Ma ora non parla più della persecuzione degli uomini insensibili: piuttosto, attribuisce le sue sofferenze a Dio, dicendo: «Mi ha gettato nel fango e sono diventato come polvere e cenere» (v.19). È bene che riconosca che qualunque sofferenza possa avere e da qualunque fonte, tuttavia Dio è Colui che l'ha permesso. Ma Giobbe avrebbe dovuto rendersi conto che Dio non lo avrebbe permesso se alla fine non fosse stato di pura benedizione per Giobbe.

In seguito realizzò la verità di Romani 8:28 , "Tutte le cose cooperano al bene per coloro che amano Dio, per coloro che sono chiamati secondo il Suo proposito". Ma in quel momento era così sopraffatto dalla sua calamità che non avrebbe riconosciuto a Dio il merito di essere quello che è.

LAVORO NON TROVA AIUTO DA DIO

(vv.20-23)

Ciò che sembra la miseria più devastante per Giobbe è che considera Dio contro di lui. Grida a Dio ma non viene ascoltato (v.20). Certo Dio lo ha ascoltato, ma Dio risponde solo al momento giusto e nel modo giusto. Dio era diventato crudele con lui? Lo pensava, ma era l'amore di Dio che ritardava una risposta. Ciò che considerava forte la mano di Dio contro di lui era in realtà la forza dell'amore di Dio per lui.

«Tu mi sollevi al vento» (v.22), cioè Dio stava esponendo Giobbe ai venti crudeli delle circostanze, e quindi aveva vanificato ogni possibilità di successo per il povero sofferente. Tutto ciò che poteva cercare ora era il dolore della morte (v.23) di cui parla come "la casa destinata a tutti i viventi". Questo stesso fatto avrebbe dovuto tranquillizzarlo nel rendersi conto che il suo caso non era assolutamente unico: altri erano stati designati allo stesso fine.

MISERIA COMPLETA

(vv.23-31)

Dio avrebbe affrontato duramente un mucchio di rovine? Giobbe difficilmente pensava che sarebbe stato così, eppure sentiva di essere solo questo (v.24). Perché dovrebbe continuare ad essere turbato? Si meritava un trattamento come questo? Ebbene, aveva «pianto per colui che era nell'infelicità e l'anima sua si era addolorata per i poveri» (v.25). È triste che Giobbe stesse praticamente affermando di essere stato più premuroso di Dio! Perché ha permesso a tali parole di uscire dalle sue labbra?

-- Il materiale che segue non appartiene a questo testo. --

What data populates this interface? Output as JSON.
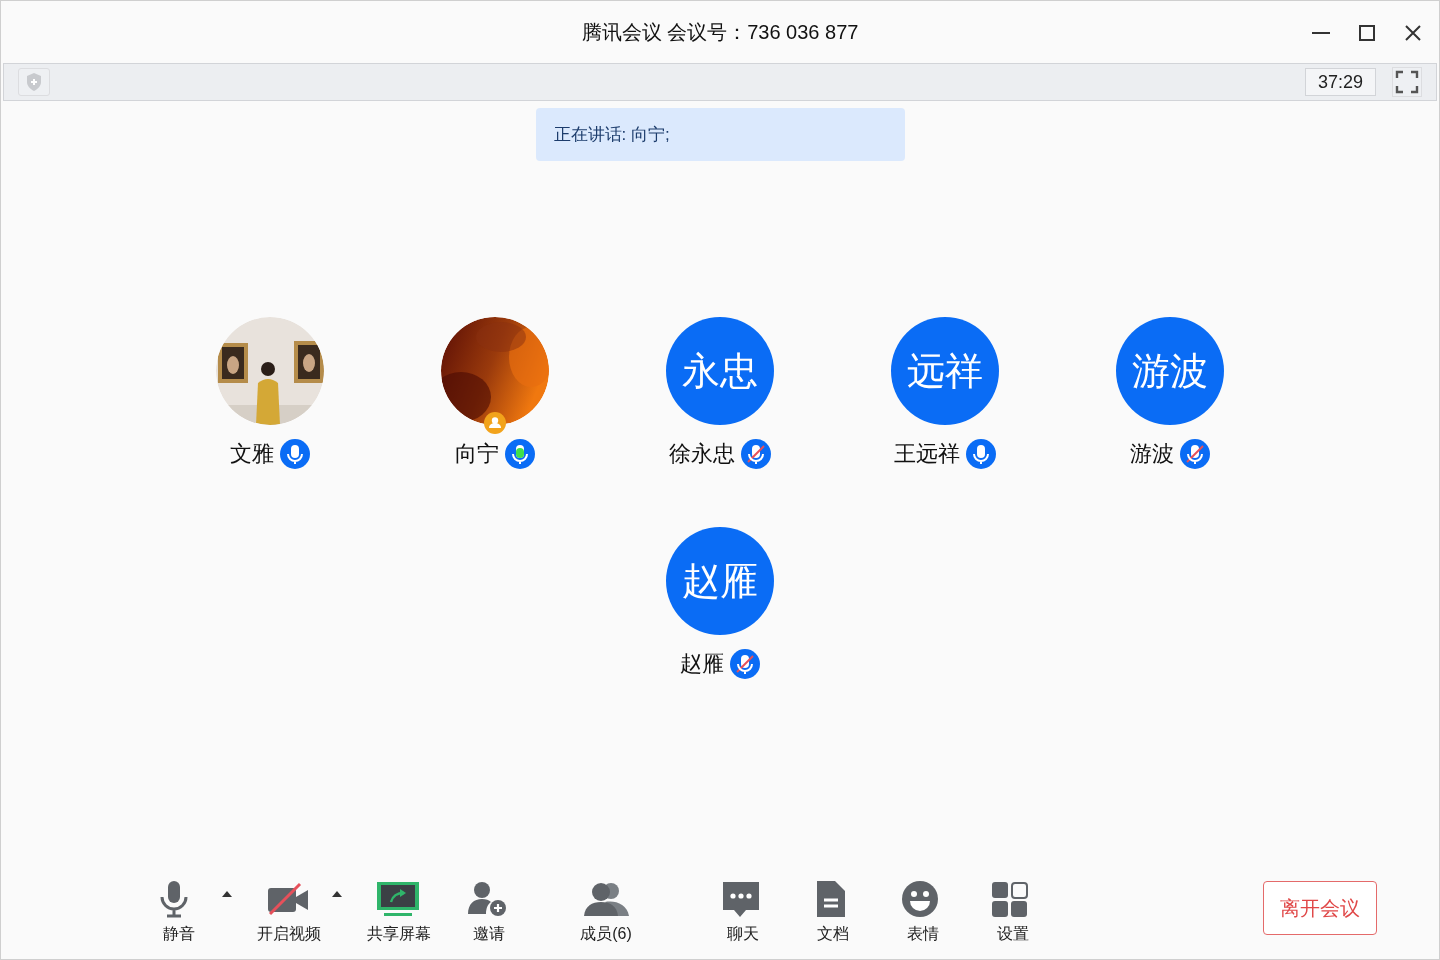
{
  "window": {
    "title": "腾讯会议 会议号：736 036 877"
  },
  "info_bar": {
    "timer": "37:29"
  },
  "speaking_banner": {
    "text": "正在讲话: 向宁;"
  },
  "participants": [
    {
      "name": "文雅",
      "muted": false,
      "speaking": false,
      "host": false
    },
    {
      "name": "向宁",
      "avatar": {
        "kind": "gradient"
      },
      "muted": false,
      "speaking": true,
      "host": true
    },
    {
      "name": "徐永忠",
      "avatar": {
        "kind": "initials",
        "text": "永忠"
      },
      "muted": true,
      "speaking": false,
      "host": false
    },
    {
      "name": "王远祥",
      "avatar": {
        "kind": "initials",
        "text": "远祥"
      },
      "muted": false,
      "speaking": false,
      "host": false
    },
    {
      "name": "游波",
      "avatar": {
        "kind": "initials",
        "text": "游波"
      },
      "muted": true,
      "speaking": false,
      "host": false
    },
    {
      "name": "赵雁",
      "avatar": {
        "kind": "initials",
        "text": "赵雁"
      },
      "muted": true,
      "speaking": false,
      "host": false
    }
  ],
  "toolbar": [
    {
      "kind": "mic",
      "label": "静音",
      "menu": true
    },
    {
      "kind": "video",
      "label": "开启视频",
      "menu": true,
      "on": false
    },
    {
      "kind": "share",
      "label": "共享屏幕",
      "menu": false
    },
    {
      "kind": "invite",
      "label": "邀请",
      "menu": false
    },
    {
      "kind": "members",
      "label": "成员(6)",
      "menu": false
    },
    {
      "kind": "chat",
      "label": "聊天",
      "menu": false
    },
    {
      "kind": "docs",
      "label": "文档",
      "menu": false
    },
    {
      "kind": "emoji",
      "label": "表情",
      "menu": false
    },
    {
      "kind": "settings",
      "label": "设置",
      "menu": false
    }
  ],
  "leave_button": {
    "label": "离开会议"
  }
}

Cercava il bene per la sua apparente bontà, ma il male venne in lui (v.26), e le tenebre vennero invece della luce. Ma non possiamo mai godere della luce della presenza di Dio quando manteniamo la nostra ipocrisia. Non c'è da stupirsi quindi che il suo cuore fosse in tumulto, incapace di riposare (v.27), e non si aspettava altro che "giorni di afflizione". Si sentiva sprofondato come gli animali, gli sciacalli e gli struzzi (v.29), ma parlava ancora da uomo! La musica che aveva ascoltato si era ora trasformata in lutto e pianto.